The Competition and Markets Authority (CMA) has taken action against Lloyds Banking Group (LON:LLOY), following breaches affecting payment protection insurance (PPI) customers. The watchdog now requires the lender to put effective systems and procedures in place to prevent similar incidents from happening in the future.
Lloyds’ share price has climbed higher in today’s session, having gained 0.74 percent to 58.82p as of 13:41 BST. The stock is outperforming the broader UK market, with the benchmark FTSE 100 index having fallen deep into the red and currently standing 1.02 percent lower at 7,433.61 points.
CMA takes action against Lloyds
The CMA announced in a statement today that it had issued Lloyds with legal directions after the bailed-out lender failed to send annual payment protection insurance (PPI) reviews and provided incorrect PPI data to its customers. The watchdog notes that this is not the first time the FTSE 100 group has breached its order, having reported six breaches in 2016 for failing to provide customers with correct data and annual reminders.

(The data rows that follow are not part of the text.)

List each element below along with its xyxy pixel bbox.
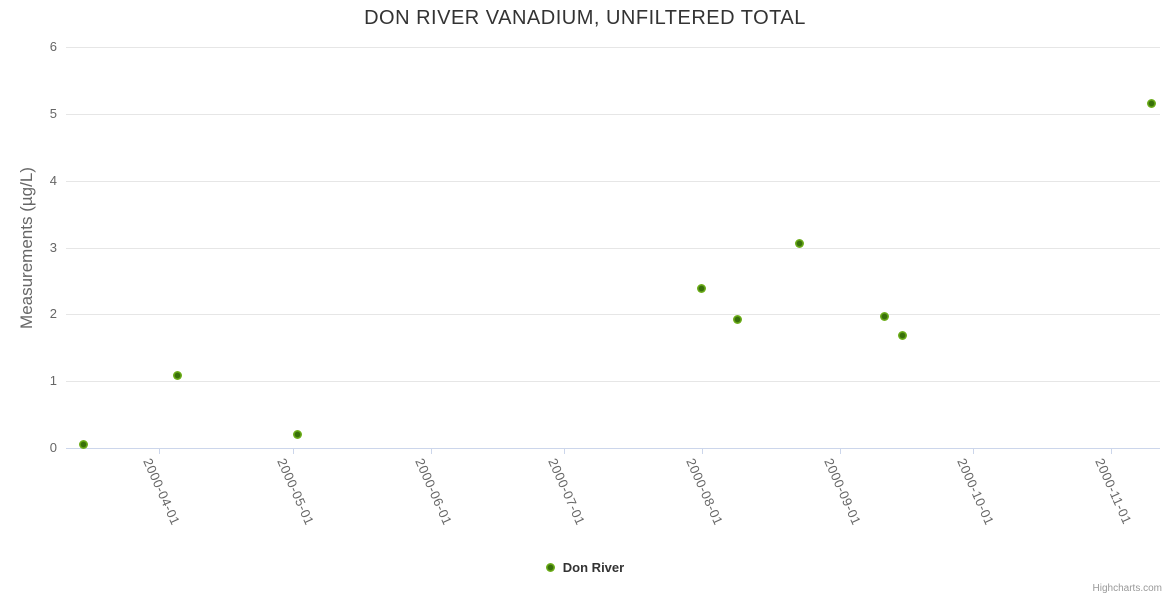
legend-marker-icon — [545, 563, 555, 572]
x-axis-tick-mark — [564, 449, 566, 454]
x-axis-tick-mark — [701, 449, 703, 454]
legend-label: Don River — [562, 560, 625, 575]
y-axis-tick-label: 2 — [49, 306, 57, 322]
x-axis-tick-label: 2000-07-01 — [545, 456, 589, 528]
x-axis-tick-label: 2000-11-01 — [1092, 456, 1135, 527]
data-point[interactable] — [795, 238, 805, 248]
x-axis-tick-mark — [973, 449, 975, 454]
y-axis-tick-label: 1 — [49, 373, 57, 389]
y-axis-tick-label: 3 — [49, 239, 57, 255]
y-gridline — [66, 314, 1160, 316]
y-gridline — [66, 381, 1160, 383]
y-axis-tick-label: 5 — [49, 105, 57, 121]
y-gridline — [66, 180, 1160, 182]
x-axis-tick-label: 2000-10-01 — [954, 456, 998, 528]
data-point[interactable] — [879, 311, 889, 321]
x-axis-tick-mark — [839, 449, 841, 454]
x-axis-tick-label: 2000-06-01 — [411, 456, 455, 528]
y-axis-tick-label: 6 — [49, 39, 57, 54]
highcharts-credits-link[interactable]: Highcharts.com — [1092, 583, 1162, 594]
x-axis-tick-label: 2000-09-01 — [821, 456, 864, 528]
x-axis-tick-label: 2000-04-01 — [140, 456, 184, 528]
y-gridline — [66, 247, 1160, 249]
x-axis-tick-mark — [159, 449, 161, 454]
data-point[interactable] — [1146, 99, 1156, 109]
data-point[interactable] — [897, 330, 907, 340]
x-axis-tick-label: 2000-05-01 — [274, 456, 317, 528]
x-axis-tick-mark — [292, 449, 294, 454]
data-point[interactable] — [697, 284, 707, 294]
data-point[interactable] — [292, 430, 302, 440]
data-point[interactable] — [79, 440, 89, 450]
legend-item-don-river[interactable]: Don River — [0, 560, 1170, 575]
y-axis-tick-label: 4 — [49, 172, 57, 188]
x-axis-line — [66, 448, 1160, 449]
x-axis-tick-mark — [430, 449, 432, 454]
x-axis-tick-label: 2000-08-01 — [683, 456, 727, 528]
x-axis-tick-mark — [1111, 449, 1113, 454]
data-point[interactable] — [733, 315, 743, 325]
data-point[interactable] — [172, 371, 182, 381]
y-gridline — [66, 113, 1160, 115]
chart-title: DON RIVER VANADIUM, UNFILTERED TOTAL — [364, 7, 806, 29]
y-axis-tick-label: 0 — [49, 440, 57, 455]
y-gridline — [66, 47, 1160, 48]
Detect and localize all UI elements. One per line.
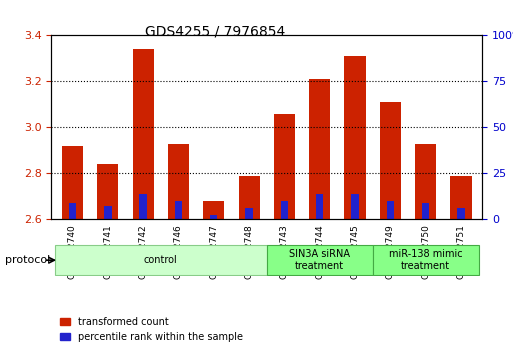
Bar [69, 204, 76, 219]
Bar [351, 194, 359, 219]
Bar [450, 176, 471, 219]
Text: control: control [144, 255, 177, 265]
Bar [415, 144, 436, 219]
Bar [422, 204, 429, 219]
Bar [104, 206, 111, 219]
Bar [210, 215, 218, 219]
Text: protocol: protocol [5, 255, 50, 265]
Bar [168, 144, 189, 219]
FancyBboxPatch shape [55, 245, 267, 275]
Bar [97, 164, 119, 219]
Bar [344, 56, 366, 219]
Bar [245, 208, 253, 219]
Bar [140, 194, 147, 219]
Bar [203, 201, 224, 219]
FancyBboxPatch shape [373, 245, 479, 275]
Bar [309, 79, 330, 219]
Bar [175, 201, 182, 219]
Bar [316, 194, 324, 219]
Legend: transformed count, percentile rank within the sample: transformed count, percentile rank withi… [56, 313, 246, 346]
Text: miR-138 mimic
treatment: miR-138 mimic treatment [389, 249, 463, 271]
Text: SIN3A siRNA
treatment: SIN3A siRNA treatment [289, 249, 350, 271]
Bar [62, 146, 83, 219]
Bar [380, 102, 401, 219]
FancyBboxPatch shape [267, 245, 373, 275]
Bar [387, 201, 394, 219]
Bar [274, 114, 295, 219]
Bar [239, 176, 260, 219]
Bar [132, 49, 154, 219]
Bar [457, 208, 465, 219]
Text: GDS4255 / 7976854: GDS4255 / 7976854 [145, 25, 286, 39]
Bar [281, 201, 288, 219]
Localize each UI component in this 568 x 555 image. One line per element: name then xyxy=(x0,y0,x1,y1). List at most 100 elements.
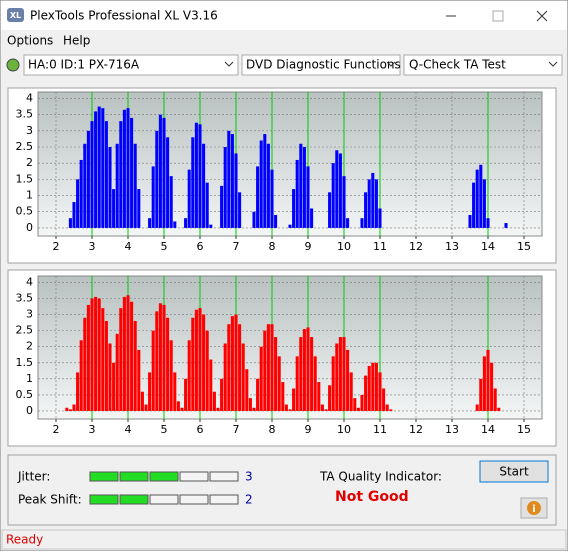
info-glyph: i xyxy=(532,504,535,515)
bar xyxy=(176,401,180,411)
bar xyxy=(223,343,227,411)
bar xyxy=(137,349,141,411)
bar xyxy=(274,214,278,228)
bar xyxy=(169,340,173,411)
x-tick-label: 8 xyxy=(269,240,276,253)
bar xyxy=(259,140,263,228)
bar xyxy=(112,189,116,228)
bar xyxy=(313,356,317,411)
bar xyxy=(364,375,368,411)
x-tick-label: 3 xyxy=(89,240,96,253)
bar xyxy=(266,143,270,228)
bar xyxy=(137,189,141,228)
bar xyxy=(158,114,162,228)
bar xyxy=(504,223,508,228)
x-tick-label: 11 xyxy=(373,423,387,436)
bar xyxy=(374,362,378,411)
chevron xyxy=(386,61,396,67)
bar xyxy=(292,189,296,228)
bar xyxy=(475,404,479,411)
x-tick-label: 7 xyxy=(233,423,240,436)
y-tick-label: 2 xyxy=(26,156,33,169)
bar xyxy=(115,333,119,411)
bar xyxy=(173,372,177,411)
bar xyxy=(76,372,80,411)
title-bar xyxy=(1,1,567,30)
bar xyxy=(198,124,202,228)
bar xyxy=(288,224,292,228)
x-tick-label: 4 xyxy=(125,423,132,436)
meter-cell xyxy=(149,494,179,505)
menu-item[interactable]: Help xyxy=(63,34,90,48)
bar xyxy=(342,337,346,411)
menu-item[interactable]: Options xyxy=(7,34,53,48)
x-tick-label: 2 xyxy=(53,240,60,253)
maximize[interactable] xyxy=(492,10,504,22)
bar xyxy=(245,369,249,411)
bar xyxy=(371,362,375,411)
bar xyxy=(205,330,209,411)
bar xyxy=(162,117,166,228)
bar xyxy=(79,340,83,411)
bar xyxy=(353,398,357,411)
bar xyxy=(299,143,303,228)
x-tick-label: 14 xyxy=(481,240,495,253)
bar xyxy=(227,324,231,411)
test-select[interactable] xyxy=(403,54,563,76)
bar xyxy=(482,179,486,228)
bar xyxy=(230,134,234,228)
bar xyxy=(126,295,130,411)
quality-label: TA Quality Indicator: xyxy=(319,470,442,484)
bar xyxy=(191,137,195,228)
bar xyxy=(198,308,202,411)
bar xyxy=(338,337,342,411)
x-tick-label: 12 xyxy=(409,240,423,253)
y-tick-label: 3.5 xyxy=(16,291,34,304)
bar xyxy=(94,111,98,228)
bar xyxy=(173,221,177,228)
bar xyxy=(335,343,339,411)
app-icon-text: XL xyxy=(10,11,21,20)
chevron xyxy=(548,61,558,67)
bar xyxy=(86,304,90,411)
bar xyxy=(270,324,274,411)
bar xyxy=(65,407,69,411)
bar xyxy=(122,109,126,228)
x-tick-label: 13 xyxy=(445,240,459,253)
bar xyxy=(101,308,105,411)
bar xyxy=(227,130,231,228)
bar xyxy=(166,137,170,228)
bar xyxy=(79,159,83,228)
y-tick-label: 1.5 xyxy=(16,356,34,369)
bar xyxy=(180,407,184,411)
bar xyxy=(277,356,281,411)
function-select[interactable] xyxy=(241,54,401,76)
bar xyxy=(317,382,321,411)
bar xyxy=(119,121,123,228)
bar xyxy=(133,143,137,228)
start-button[interactable] xyxy=(479,460,549,483)
y-tick-label: 2.5 xyxy=(16,140,34,153)
bar xyxy=(220,378,224,411)
bar xyxy=(144,404,148,411)
bar xyxy=(472,182,476,228)
bar xyxy=(151,166,155,228)
bar xyxy=(288,409,292,411)
x-tick-label: 5 xyxy=(161,240,168,253)
bar xyxy=(248,398,252,411)
bar xyxy=(101,108,105,228)
bar xyxy=(252,211,256,228)
x-tick-label: 11 xyxy=(373,240,387,253)
drive-icon xyxy=(6,58,20,72)
bar xyxy=(104,121,108,228)
jitter-label: Jitter: xyxy=(17,470,50,484)
jitter-value: 3 xyxy=(245,470,253,484)
x-tick-label: 15 xyxy=(517,423,531,436)
bar xyxy=(320,404,324,411)
bar xyxy=(216,407,220,411)
peak-shift-label: Peak Shift: xyxy=(18,493,82,507)
drive-select[interactable] xyxy=(23,54,239,76)
close[interactable] xyxy=(536,10,548,22)
bar xyxy=(360,218,364,228)
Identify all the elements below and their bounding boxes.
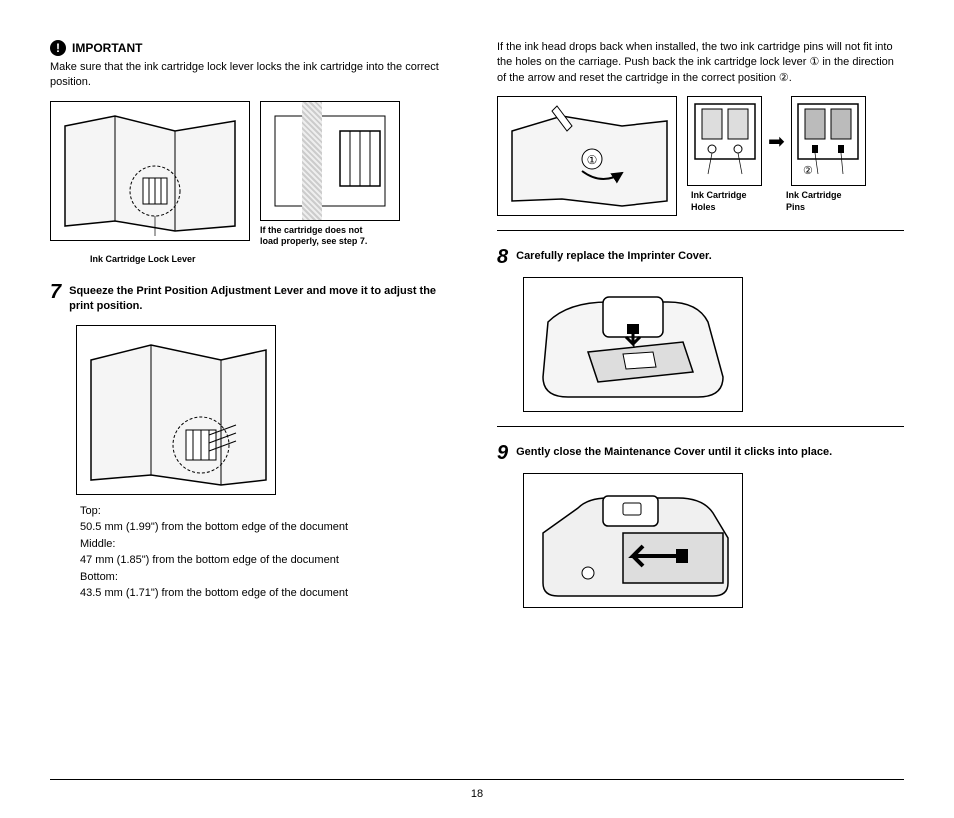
printer-diagram-4: ① [502,101,672,211]
figure-holes [687,96,762,186]
bot-label: Bottom: [80,569,457,586]
important-icon: ! [50,40,66,56]
figure-cartridge-closeup [260,101,400,221]
figure-adjustment-lever [76,325,276,495]
divider-1 [497,230,904,231]
cartridge-caption: If the cartridge does not load properly,… [260,225,400,248]
printer-diagram-3 [81,330,271,490]
holes-diagram [690,99,760,184]
page-footer: 18 [50,779,904,800]
step-9-number: 9 [497,443,508,463]
left-column: ! IMPORTANT Make sure that the ink cartr… [50,40,457,608]
svg-text:①: ① [587,153,598,167]
bot-val: 43.5 mm (1.71") from the bottom edge of … [80,585,457,602]
step-8: 8 Carefully replace the Imprinter Cover. [497,247,904,267]
top-label: Top: [80,503,457,520]
important-header: ! IMPORTANT [50,40,457,56]
step-7: 7 Squeeze the Print Position Adjustment … [50,282,457,315]
step-7-number: 7 [50,282,61,302]
holes-label: Ink Cartridge Holes [691,190,766,213]
lock-lever-caption: Ink Cartridge Lock Lever [90,254,457,266]
pins-label: Ink Cartridge Pins [786,190,861,213]
measurements: Top: 50.5 mm (1.99") from the bottom edg… [80,503,457,602]
printer-diagram-6 [528,478,738,603]
intro-text: If the ink head drops back when installe… [497,40,904,86]
step-7-text: Squeeze the Print Position Adjustment Le… [69,282,457,315]
figure-imprinter-cover [523,277,743,412]
mid-val: 47 mm (1.85") from the bottom edge of th… [80,552,457,569]
step-8-text: Carefully replace the Imprinter Cover. [516,247,712,264]
divider-2 [497,426,904,427]
right-column: If the ink head drops back when installe… [497,40,904,608]
pins-diagram: ② [793,99,863,184]
shaded-indicator [302,102,322,220]
figure-row-1: If the cartridge does not load properly,… [50,101,457,248]
printer-diagram-5 [528,282,738,407]
figure-row-2: ① [497,96,904,216]
step-8-number: 8 [497,247,508,267]
arrow-right-icon: ➡ [768,129,785,154]
printer-diagram-2 [265,106,395,216]
important-text: Make sure that the ink cartridge lock le… [50,60,457,91]
figure-pins: ② [791,96,866,186]
svg-text:②: ② [803,165,813,177]
top-val: 50.5 mm (1.99") from the bottom edge of … [80,519,457,536]
figure-cartridge-lock [50,101,250,241]
printer-diagram-1 [55,106,245,236]
step-9-text: Gently close the Maintenance Cover until… [516,443,832,460]
important-label: IMPORTANT [72,41,142,55]
step-9: 9 Gently close the Maintenance Cover unt… [497,443,904,463]
page-number: 18 [471,788,483,800]
mid-label: Middle: [80,536,457,553]
figure-reset-cartridge: ① [497,96,677,216]
figure-maintenance-cover [523,473,743,608]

The order was put in place in 2011, following an investigation by the CMA’s predecessor, the Competition Commission.
“We are disappointed that Lloyds has again failed to provide these important reminders or provide accurate data to its customers,” Adam Land, the CMA’s Senior Director of Remedies, Business and Financial Analysis, said in the statement, adding that the watchdog was “now requiring legal assurances from Lloyds that they have measures in place to prevent similar breaches from ever happening again”.
Lender ‘extremely sorry’
The Financial Times quoted a Lloyds spokesperson as saying that the bank was writing to a small number of credit card customers whom it has identified as having not received their annual PPI statements.
“Whilst we have resolved the cause of the issue, we are extremely sorry for any inconvenience caused. We will be contacting all affected customers,” the spokesperson added.